The Namibian reported that over 246 schools in Namibia does not have toilets for learners, a situation said to be worse in the Kavango East and West as well as Oshikoto regions.
Quoting data from the Ministry of Education, the daily wrote that in Kavango West, 70 schools have no toilets, while only 106 have such facilities. In Kavango East, 63 of the 164 schools have no toilet facilities. Nationally, 63.2% or 1,602 of schools have flush toilets.
Water works in the Windhoek remain closed following a major oil spill last week, and rehabilitation may cost millions, according to the Namibian Sun.
City authorities stopped water reclamation at Gammams Wastewater Treatment Plant and the Goreangab water reclamation plant, fearing contamination after heavy fuel oil spill at Namibia Dairies.
According to the report, it may cost over N$30 million to rehabilitate the water plants, and in the meantime water utility Namwater has stepped in to produce the daily shortfall of 18 000 cubic meters of portable water.
A tribal chief of the Ovambanderu community Kilus Nguvauva has repeated calls for a prominent Germany Voigts family to return a traditional belt worn by late Chief Kahimemua Nguvauva, New Era reports.
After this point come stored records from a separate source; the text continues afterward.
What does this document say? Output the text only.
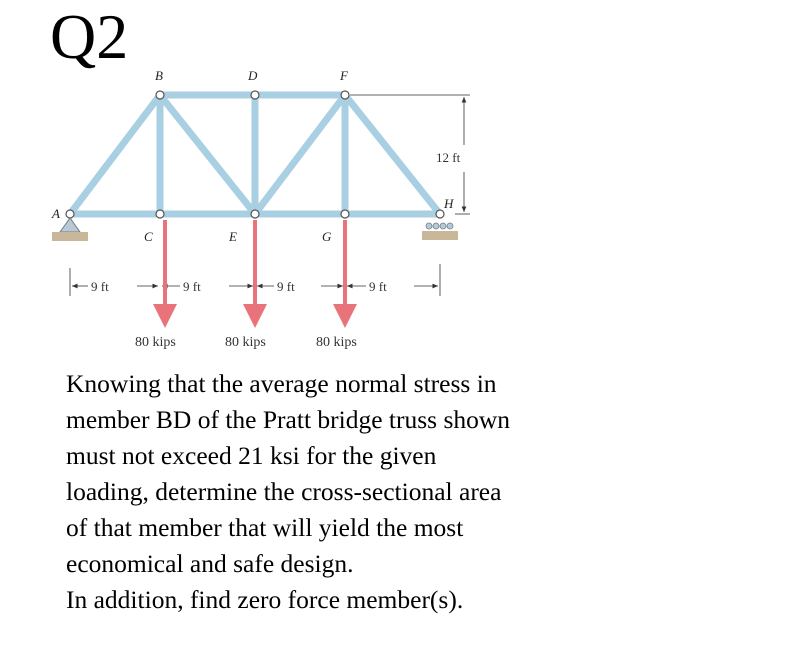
Q2
A
B
C
D
E
F
G
H
12 ft
9 ft	9 ft	9 ft	9 ft
80 kips	80 kips	80 kips
Knowing that the average normal stress in
member BD of the Pratt bridge truss shown
must not exceed 21 ksi for the given
loading, determine the cross-sectional area
of that member that will yield the most
economical and safe design.
In addition, find zero force member(s).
Nguvauva, the great grandson of the revered Chief requested the visiting German Bundestag Member of Parliament Ottmar von Holtz to assist his community in the safe return of the sacred traditional belt that has a historical significance to the community.
History has it that Gustav Voigts, a German imperial soldier, removed a sacred traditional belt worn by Chief Kahimemua after he was wounded in a battle with the Germans in May 1896, which the former took to the Germany Braunschweig Museum for safekeeping, but later collected it.